Missing some key context:

FTA:

"Overall, 62 percent of Black voters indicated that they were "absolutely certain to vote" in November, a decline from the 74 percent of Black voters who made the same statement in June 2020.

However, among the youngest cohort of Black voters — aged 18 to 39 — only 41 percent said they were "absolutely certain to vote." The number marked a steep decline from June 2020, when 61 percent of voters in this age group indicated that they were certain to vote.

Among young Black women, 39 percent of respondents said they were certain to vote this year, a sharp fall from the 69 percent who gave the same response in June 2020."

So, yeah, superficially it looks bad. The number of black voters saying they were almost certain to vote has dropped 12 points from 74% in 2020 to 62% today.

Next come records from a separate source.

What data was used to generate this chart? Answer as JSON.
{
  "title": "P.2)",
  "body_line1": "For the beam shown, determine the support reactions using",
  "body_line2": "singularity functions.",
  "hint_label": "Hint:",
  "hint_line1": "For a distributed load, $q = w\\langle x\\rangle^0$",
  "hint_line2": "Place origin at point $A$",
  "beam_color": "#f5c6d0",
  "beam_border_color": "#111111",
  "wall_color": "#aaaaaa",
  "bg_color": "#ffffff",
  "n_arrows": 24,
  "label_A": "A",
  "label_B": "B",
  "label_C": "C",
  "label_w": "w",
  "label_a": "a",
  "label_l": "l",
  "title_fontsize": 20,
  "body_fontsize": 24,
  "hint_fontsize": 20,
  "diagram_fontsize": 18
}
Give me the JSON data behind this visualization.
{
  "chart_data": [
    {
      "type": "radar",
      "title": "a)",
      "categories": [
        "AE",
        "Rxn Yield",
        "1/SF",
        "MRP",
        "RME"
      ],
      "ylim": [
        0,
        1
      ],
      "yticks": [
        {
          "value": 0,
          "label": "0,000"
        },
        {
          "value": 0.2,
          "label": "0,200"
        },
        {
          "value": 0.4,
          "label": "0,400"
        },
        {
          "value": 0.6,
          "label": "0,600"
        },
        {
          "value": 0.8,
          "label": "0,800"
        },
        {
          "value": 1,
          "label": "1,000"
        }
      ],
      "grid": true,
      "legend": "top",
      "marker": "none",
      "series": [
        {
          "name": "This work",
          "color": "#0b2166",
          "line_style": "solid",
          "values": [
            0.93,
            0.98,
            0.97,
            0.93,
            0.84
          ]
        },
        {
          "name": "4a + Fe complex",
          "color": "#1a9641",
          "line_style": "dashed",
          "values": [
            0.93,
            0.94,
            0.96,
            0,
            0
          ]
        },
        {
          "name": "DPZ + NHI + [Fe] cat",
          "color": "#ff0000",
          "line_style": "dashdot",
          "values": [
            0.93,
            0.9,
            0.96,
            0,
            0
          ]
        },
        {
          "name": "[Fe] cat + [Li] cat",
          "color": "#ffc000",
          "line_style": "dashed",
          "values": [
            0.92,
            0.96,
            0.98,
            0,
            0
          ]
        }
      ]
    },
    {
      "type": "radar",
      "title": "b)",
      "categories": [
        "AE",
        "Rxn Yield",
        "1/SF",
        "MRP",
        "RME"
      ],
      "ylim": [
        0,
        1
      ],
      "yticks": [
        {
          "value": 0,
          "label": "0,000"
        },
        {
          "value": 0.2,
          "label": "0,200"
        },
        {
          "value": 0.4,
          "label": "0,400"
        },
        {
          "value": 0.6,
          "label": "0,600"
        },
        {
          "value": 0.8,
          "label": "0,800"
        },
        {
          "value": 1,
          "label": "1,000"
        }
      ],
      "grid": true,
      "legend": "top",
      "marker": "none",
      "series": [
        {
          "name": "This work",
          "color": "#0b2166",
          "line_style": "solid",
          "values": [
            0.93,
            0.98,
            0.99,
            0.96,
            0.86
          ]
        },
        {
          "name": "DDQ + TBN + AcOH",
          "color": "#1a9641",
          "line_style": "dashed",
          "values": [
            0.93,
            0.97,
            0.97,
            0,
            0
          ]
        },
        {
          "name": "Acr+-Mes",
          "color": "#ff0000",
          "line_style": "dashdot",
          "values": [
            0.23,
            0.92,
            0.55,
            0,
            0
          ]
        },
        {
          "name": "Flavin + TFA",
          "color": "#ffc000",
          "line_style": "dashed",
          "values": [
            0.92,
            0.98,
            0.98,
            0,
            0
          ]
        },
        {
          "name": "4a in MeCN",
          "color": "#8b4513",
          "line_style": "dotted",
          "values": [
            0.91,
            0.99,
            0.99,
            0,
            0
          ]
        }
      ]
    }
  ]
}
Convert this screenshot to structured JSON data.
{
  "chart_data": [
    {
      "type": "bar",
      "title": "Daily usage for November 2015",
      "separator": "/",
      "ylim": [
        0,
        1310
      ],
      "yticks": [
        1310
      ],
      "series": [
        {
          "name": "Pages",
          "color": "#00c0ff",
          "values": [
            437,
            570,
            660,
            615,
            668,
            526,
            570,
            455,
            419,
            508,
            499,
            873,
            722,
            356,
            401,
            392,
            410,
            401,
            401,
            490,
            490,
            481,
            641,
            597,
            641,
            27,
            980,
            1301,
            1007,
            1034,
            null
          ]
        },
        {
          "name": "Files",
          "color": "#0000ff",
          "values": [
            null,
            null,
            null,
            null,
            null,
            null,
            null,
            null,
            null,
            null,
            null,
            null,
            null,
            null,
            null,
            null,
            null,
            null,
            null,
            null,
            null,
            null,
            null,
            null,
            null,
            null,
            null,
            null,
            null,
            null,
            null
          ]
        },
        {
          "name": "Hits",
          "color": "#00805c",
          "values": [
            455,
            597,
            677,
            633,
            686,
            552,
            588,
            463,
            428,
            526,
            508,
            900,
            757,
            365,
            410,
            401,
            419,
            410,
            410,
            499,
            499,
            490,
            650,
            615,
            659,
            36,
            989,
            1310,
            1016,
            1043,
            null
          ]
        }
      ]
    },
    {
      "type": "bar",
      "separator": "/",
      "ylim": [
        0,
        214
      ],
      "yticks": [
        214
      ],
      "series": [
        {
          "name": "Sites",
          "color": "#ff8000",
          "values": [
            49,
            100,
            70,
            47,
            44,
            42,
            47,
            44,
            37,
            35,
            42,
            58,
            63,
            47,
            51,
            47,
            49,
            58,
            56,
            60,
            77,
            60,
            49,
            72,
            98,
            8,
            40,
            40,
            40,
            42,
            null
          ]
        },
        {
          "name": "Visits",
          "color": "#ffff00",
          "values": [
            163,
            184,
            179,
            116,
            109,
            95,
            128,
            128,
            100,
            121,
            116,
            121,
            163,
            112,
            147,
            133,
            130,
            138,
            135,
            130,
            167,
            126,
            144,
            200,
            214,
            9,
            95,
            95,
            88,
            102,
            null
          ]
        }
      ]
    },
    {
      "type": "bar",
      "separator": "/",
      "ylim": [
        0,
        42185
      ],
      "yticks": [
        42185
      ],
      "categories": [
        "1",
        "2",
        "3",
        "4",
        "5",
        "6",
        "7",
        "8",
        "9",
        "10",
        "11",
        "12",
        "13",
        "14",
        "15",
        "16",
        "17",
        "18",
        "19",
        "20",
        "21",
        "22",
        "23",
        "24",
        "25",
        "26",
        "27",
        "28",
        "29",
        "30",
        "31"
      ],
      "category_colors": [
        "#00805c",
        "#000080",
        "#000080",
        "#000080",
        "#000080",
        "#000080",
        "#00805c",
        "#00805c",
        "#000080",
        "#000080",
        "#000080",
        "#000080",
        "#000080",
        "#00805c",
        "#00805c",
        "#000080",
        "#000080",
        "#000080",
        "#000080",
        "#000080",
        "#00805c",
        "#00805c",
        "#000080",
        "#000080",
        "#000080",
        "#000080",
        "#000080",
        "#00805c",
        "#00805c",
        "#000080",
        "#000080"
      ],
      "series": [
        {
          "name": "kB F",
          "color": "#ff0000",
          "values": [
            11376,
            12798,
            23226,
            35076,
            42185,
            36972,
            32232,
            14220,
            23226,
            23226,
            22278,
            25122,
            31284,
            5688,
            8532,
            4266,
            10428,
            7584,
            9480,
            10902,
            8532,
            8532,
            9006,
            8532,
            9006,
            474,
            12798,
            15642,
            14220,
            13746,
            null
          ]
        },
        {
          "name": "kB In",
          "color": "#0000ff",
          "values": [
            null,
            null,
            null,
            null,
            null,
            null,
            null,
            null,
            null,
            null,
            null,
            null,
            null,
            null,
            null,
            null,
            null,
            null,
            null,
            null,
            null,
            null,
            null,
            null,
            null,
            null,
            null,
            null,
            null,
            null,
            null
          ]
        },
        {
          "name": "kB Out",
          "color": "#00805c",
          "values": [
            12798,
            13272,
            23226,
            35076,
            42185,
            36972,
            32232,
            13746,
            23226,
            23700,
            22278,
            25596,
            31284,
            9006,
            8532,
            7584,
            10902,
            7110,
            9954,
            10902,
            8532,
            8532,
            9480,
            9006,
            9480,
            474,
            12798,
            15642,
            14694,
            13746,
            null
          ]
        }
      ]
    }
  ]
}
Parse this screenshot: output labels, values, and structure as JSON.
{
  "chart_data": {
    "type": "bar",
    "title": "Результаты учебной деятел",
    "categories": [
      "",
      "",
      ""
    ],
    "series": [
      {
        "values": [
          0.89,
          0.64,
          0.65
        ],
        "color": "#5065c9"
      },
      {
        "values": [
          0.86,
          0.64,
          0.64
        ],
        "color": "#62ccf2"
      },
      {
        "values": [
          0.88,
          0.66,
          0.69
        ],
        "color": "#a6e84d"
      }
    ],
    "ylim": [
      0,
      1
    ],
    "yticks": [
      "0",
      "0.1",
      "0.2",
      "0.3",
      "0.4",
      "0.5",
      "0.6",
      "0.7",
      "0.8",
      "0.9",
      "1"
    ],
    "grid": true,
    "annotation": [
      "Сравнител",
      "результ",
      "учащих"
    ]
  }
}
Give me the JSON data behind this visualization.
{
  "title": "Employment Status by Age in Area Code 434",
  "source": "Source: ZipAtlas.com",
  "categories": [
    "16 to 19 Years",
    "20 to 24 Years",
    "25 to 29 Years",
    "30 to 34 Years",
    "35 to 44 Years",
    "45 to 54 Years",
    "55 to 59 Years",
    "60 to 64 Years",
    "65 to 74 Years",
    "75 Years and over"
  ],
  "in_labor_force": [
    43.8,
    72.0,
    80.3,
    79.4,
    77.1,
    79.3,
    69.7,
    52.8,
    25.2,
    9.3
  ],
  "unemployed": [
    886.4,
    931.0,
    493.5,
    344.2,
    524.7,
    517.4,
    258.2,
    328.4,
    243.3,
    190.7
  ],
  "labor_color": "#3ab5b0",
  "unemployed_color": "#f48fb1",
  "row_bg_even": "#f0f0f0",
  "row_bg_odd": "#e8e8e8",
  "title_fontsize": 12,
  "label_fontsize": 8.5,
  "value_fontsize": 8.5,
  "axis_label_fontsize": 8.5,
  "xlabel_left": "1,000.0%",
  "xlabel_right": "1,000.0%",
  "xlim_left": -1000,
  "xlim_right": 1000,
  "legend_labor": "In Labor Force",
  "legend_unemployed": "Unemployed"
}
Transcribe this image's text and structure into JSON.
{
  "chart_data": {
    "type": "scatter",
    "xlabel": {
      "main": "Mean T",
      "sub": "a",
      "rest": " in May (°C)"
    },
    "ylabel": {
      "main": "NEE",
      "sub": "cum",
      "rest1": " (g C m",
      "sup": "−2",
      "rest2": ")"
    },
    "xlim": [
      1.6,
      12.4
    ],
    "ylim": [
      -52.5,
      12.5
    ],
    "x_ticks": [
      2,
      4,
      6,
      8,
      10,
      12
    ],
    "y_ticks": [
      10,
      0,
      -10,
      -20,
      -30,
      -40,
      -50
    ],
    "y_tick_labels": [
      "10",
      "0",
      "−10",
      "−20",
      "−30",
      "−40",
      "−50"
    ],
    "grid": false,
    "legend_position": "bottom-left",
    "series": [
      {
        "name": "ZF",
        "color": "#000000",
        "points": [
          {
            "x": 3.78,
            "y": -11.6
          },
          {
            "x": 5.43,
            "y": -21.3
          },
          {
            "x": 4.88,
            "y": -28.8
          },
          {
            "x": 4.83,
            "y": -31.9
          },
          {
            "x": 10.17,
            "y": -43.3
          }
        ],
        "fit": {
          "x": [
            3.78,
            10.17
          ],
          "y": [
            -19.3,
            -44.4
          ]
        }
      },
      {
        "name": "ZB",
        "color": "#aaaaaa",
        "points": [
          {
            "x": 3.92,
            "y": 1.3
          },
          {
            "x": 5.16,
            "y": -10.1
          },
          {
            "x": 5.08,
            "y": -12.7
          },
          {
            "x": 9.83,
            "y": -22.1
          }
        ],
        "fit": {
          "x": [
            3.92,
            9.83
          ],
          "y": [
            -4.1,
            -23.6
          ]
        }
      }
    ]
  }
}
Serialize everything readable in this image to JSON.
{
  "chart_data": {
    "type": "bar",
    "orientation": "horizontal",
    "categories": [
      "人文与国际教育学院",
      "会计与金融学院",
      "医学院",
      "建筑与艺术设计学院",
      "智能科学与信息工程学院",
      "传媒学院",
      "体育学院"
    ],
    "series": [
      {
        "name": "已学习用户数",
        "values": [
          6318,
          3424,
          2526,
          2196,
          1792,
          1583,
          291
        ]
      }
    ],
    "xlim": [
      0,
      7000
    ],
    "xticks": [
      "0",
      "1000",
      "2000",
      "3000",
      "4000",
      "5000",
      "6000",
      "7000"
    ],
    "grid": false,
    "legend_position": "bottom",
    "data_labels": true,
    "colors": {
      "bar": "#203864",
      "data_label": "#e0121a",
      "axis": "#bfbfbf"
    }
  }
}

Among them, the number of young voters dropped 20 points from 61 to 41, and young women 30 points from 69 to 39.

Here's the piece missing... In 2020 how many of them ACTUALLY voted?

Table A-6 from here:

https://www.census.gov/data/tables/time-series/demo/voting-and-registration/voting-historical-time-series.html

64.7% of Blacks registered to vote in 2020.
58.7% actually voted.

So 74% of blacks polled said they were certain to vote, but of the entire population? Yeah, nowhere near that number registered and even fewer actually voted.

In the black youth vote, in 2020, only 43% of black voters aged 18-29 turned up to vote, and 2020, thanks to covid, was the most accessible election in years.

https://circle.tufts.edu/latest-research/2020-youth-voter-turnout-raceethnicity-and-gender

So 61% said they were certain to vote, only 43% actually did. So it doesn't really matter now that 41% say they are certain to vote.